Sicher der Schwachpunkt dieses Teils des Abends war Patricia Racette, eine viel zu dramatische, sprich messerscharfe Stimme für die Nedda: Wenn „Stridono lassù“ so gnadenlos hart klingt, weiß man gar nicht mehr, warum diese Arie so schön ist… Auch ihr Spiel war holzhammermäßig überzogen, während ihr Liebhaber Silvio von Lucas Meachem zwar einen halbwegs passablen, hell gefärbten Bariton, aber brüllendes darstellerisches Untalent bekam.
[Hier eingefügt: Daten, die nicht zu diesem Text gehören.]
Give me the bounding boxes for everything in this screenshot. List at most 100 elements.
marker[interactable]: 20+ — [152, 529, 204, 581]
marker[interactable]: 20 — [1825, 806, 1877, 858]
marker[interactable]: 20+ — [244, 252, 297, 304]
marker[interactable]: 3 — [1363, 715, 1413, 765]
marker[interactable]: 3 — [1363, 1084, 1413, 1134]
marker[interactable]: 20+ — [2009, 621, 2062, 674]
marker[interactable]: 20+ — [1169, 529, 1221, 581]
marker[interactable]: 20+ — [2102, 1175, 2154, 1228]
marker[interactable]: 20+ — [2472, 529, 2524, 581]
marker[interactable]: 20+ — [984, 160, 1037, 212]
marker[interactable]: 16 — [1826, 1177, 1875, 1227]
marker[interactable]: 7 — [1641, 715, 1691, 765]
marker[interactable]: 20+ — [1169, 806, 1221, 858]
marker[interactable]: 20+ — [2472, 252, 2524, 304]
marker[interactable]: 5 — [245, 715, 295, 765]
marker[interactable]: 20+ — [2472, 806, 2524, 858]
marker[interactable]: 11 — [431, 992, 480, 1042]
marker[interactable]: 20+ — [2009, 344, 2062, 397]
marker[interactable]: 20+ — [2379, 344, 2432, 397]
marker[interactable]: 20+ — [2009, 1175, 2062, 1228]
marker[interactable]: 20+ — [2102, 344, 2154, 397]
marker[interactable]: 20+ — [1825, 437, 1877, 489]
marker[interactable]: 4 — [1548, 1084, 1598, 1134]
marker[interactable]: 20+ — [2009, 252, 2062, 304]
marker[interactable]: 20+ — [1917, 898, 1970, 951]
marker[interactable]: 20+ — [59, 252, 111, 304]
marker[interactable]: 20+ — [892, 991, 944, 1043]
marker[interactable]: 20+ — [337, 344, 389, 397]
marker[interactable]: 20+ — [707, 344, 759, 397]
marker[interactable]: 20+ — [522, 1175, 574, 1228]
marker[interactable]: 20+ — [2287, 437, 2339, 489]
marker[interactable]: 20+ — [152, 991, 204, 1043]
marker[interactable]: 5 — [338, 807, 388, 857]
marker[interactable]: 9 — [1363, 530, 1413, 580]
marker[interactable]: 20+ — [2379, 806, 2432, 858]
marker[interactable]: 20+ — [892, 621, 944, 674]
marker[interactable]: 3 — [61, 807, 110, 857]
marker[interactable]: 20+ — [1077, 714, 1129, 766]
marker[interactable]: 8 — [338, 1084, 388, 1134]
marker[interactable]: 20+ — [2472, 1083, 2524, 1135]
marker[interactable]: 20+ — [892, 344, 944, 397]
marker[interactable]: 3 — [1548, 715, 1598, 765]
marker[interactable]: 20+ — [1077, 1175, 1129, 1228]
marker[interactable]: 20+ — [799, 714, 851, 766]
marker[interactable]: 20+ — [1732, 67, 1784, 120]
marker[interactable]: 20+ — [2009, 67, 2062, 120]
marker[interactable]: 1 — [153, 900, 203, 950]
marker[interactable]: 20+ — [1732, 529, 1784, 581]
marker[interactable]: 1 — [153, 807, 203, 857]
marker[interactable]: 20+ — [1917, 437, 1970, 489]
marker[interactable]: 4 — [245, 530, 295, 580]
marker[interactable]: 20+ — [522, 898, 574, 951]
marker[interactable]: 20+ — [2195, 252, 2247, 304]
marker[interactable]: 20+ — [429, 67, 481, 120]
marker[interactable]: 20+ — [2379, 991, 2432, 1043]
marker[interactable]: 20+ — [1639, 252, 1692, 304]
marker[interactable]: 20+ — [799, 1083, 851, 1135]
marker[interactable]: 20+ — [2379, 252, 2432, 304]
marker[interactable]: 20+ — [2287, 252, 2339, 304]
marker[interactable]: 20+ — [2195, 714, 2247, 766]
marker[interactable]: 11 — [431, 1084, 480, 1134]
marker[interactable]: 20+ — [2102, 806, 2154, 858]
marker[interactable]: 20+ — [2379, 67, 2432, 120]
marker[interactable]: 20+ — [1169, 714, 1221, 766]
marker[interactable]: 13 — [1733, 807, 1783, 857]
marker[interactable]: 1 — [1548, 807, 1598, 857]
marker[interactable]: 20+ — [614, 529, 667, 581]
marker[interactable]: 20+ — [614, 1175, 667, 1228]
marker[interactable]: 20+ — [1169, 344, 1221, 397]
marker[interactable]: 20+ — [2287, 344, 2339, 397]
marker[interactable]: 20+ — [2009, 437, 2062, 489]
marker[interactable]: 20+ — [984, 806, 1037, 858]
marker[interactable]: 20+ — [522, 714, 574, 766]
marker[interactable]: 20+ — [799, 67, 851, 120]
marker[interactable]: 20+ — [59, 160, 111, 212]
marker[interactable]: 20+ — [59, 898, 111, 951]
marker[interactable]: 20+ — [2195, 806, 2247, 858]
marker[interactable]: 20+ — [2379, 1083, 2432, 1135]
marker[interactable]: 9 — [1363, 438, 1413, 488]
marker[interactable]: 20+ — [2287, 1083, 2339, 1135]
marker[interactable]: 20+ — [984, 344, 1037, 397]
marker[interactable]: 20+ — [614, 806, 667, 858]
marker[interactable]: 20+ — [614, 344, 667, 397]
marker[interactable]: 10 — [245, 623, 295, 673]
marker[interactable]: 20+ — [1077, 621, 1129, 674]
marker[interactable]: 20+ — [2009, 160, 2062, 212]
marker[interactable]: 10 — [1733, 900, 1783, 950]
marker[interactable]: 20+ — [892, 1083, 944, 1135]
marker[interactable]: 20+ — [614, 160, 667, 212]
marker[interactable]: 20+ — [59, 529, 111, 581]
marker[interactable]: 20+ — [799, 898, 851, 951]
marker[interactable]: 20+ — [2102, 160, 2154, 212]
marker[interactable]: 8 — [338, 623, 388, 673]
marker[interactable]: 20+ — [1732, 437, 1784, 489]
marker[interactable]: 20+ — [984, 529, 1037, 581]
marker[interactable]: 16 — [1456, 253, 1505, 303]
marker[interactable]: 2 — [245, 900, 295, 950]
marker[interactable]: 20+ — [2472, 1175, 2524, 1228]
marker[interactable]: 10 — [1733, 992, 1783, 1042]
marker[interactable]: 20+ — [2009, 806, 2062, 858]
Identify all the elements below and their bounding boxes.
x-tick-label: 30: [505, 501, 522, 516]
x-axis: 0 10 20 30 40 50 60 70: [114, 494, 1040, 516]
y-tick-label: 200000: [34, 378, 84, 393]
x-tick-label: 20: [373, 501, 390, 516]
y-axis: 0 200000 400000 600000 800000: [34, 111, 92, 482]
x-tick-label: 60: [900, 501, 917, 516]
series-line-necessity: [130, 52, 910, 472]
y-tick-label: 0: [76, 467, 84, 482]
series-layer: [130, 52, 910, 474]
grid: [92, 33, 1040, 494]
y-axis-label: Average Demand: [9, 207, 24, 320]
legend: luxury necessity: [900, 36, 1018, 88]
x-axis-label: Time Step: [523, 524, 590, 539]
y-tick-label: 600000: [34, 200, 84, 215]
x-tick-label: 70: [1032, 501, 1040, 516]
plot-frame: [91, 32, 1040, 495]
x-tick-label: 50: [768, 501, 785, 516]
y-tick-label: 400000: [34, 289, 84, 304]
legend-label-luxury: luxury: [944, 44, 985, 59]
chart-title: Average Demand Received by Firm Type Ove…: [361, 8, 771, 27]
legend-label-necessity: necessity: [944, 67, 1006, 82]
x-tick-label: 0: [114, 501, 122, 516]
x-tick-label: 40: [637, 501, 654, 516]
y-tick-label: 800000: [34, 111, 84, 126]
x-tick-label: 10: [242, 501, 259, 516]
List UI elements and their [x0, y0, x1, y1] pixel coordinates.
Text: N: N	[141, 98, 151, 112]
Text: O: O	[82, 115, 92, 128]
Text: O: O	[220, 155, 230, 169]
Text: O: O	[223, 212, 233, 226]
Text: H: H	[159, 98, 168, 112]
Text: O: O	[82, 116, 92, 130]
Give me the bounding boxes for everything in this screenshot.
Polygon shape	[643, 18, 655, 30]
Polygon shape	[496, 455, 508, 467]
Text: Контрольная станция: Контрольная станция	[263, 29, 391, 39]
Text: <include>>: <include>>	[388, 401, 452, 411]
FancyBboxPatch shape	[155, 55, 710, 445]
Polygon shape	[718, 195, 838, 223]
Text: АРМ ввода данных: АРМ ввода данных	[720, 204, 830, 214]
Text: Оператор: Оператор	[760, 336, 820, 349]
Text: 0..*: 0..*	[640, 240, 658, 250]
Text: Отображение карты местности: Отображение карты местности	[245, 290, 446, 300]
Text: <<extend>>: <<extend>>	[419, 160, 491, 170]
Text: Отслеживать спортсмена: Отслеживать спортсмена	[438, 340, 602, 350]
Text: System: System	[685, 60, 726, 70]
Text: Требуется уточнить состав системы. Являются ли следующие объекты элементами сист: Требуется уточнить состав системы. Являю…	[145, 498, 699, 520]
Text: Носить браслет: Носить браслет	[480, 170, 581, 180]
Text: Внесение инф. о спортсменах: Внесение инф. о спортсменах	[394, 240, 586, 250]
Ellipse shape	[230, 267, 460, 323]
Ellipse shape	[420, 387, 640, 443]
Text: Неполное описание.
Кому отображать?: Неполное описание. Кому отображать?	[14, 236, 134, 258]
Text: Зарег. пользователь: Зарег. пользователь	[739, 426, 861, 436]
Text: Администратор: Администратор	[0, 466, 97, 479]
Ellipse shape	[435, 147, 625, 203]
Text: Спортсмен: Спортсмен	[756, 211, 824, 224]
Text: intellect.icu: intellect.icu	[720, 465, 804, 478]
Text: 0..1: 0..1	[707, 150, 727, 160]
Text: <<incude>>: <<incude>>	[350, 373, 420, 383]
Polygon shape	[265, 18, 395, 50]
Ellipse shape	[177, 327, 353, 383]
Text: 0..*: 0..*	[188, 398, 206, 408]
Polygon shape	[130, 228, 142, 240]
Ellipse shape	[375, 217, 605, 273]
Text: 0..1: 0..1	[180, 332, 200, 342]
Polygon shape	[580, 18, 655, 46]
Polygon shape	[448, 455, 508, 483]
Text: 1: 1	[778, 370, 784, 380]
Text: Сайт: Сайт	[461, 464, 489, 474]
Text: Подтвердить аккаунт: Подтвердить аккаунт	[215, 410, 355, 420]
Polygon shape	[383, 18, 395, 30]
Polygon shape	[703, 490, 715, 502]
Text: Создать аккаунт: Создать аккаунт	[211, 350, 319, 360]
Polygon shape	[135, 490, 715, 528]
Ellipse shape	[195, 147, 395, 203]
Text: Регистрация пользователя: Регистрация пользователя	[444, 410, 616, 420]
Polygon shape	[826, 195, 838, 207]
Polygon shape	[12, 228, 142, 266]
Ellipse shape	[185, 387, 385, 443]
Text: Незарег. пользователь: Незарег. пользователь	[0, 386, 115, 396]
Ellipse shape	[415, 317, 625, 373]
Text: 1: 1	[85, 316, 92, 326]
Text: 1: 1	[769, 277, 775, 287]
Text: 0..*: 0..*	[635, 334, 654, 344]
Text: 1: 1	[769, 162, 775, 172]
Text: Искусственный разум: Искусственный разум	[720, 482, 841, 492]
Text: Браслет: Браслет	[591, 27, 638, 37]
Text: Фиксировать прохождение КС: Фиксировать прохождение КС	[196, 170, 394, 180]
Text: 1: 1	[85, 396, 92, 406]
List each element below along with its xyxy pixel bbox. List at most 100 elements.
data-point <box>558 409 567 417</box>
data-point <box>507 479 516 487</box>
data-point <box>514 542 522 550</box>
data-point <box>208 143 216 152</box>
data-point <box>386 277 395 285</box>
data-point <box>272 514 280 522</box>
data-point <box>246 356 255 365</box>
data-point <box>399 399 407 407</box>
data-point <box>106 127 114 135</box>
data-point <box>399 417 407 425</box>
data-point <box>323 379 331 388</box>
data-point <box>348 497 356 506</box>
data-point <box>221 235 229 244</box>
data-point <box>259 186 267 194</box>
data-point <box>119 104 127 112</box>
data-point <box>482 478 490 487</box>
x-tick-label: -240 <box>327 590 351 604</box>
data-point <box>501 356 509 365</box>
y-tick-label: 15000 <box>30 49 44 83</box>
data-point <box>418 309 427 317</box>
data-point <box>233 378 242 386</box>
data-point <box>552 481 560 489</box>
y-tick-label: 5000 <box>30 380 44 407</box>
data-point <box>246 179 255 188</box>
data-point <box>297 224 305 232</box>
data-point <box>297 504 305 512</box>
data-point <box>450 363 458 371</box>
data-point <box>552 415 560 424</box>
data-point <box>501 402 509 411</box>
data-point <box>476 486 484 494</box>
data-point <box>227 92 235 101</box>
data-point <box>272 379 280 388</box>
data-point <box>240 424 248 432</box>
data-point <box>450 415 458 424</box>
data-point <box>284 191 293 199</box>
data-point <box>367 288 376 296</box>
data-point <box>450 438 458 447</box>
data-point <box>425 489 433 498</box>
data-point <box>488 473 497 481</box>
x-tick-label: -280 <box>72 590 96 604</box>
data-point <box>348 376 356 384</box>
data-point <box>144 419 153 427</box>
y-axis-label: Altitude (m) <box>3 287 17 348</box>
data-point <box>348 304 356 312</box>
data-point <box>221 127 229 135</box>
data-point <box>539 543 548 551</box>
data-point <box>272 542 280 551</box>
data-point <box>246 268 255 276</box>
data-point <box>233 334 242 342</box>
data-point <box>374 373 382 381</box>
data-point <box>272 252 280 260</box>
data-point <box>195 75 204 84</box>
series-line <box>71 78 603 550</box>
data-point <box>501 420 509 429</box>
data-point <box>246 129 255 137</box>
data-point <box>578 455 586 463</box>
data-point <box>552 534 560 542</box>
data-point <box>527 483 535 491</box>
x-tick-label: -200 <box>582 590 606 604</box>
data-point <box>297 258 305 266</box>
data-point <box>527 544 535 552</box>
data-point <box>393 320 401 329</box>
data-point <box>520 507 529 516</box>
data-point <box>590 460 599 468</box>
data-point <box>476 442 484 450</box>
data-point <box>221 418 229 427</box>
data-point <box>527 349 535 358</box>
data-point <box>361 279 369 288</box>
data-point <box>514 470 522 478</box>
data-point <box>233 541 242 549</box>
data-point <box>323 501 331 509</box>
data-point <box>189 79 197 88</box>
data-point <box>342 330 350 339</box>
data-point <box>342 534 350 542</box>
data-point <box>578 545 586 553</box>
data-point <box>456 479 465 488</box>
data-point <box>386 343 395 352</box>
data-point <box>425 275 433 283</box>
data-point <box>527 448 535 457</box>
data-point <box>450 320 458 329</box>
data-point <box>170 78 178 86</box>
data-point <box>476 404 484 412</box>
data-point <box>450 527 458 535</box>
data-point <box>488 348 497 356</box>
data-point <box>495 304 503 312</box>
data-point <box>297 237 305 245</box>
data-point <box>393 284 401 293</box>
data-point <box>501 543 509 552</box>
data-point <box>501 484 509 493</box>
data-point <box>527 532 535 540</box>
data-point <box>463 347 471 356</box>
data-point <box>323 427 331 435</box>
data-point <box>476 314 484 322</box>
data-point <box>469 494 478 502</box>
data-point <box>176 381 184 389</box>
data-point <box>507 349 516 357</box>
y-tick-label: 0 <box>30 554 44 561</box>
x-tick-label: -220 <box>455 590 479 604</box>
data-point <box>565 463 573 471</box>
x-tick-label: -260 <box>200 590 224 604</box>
George Gagnidze, beim Tonio vom gewaltigen Alfio des ersten Teils bereits erschöpft, sollte schon im Prolog Witzchen mit Mikrophon und Kabeln machen, die nicht sonderlich überzeugend ausfielen. Den Beppo sang Andrew Stenson (der Name so amerikanisch, das Aussehen so asiatisch) mit bravem Spieltenor.
Wie jüngst Jonas Kaufmann in Salzburg (und davor gerne José Cura, auch in Wien) hat Marcelo Álvarez beide großen Tenorrollen an einem Abend gesungen, den Canio mit fast keinen stimmlichen Abstrichen, aber darstellerisch – meist im trunkenen Torkelgang, nicht wirklich zu tragischer Größe auffahrend – eine Spur weniger überzeugend.
Man wird nicht behaupten, dass es ein schwacher „Bajazzo“ war, zumal Fabio Luisi hier die im Vergleich zu Mascagni ganz andere Klangwelt Leoncavallos überzeugend beschwor: Aber so hingerissen man nach dem ersten Teil gewesen war, so ungerührt machte man sich nach dem zweiten auf den Weg nach Hause.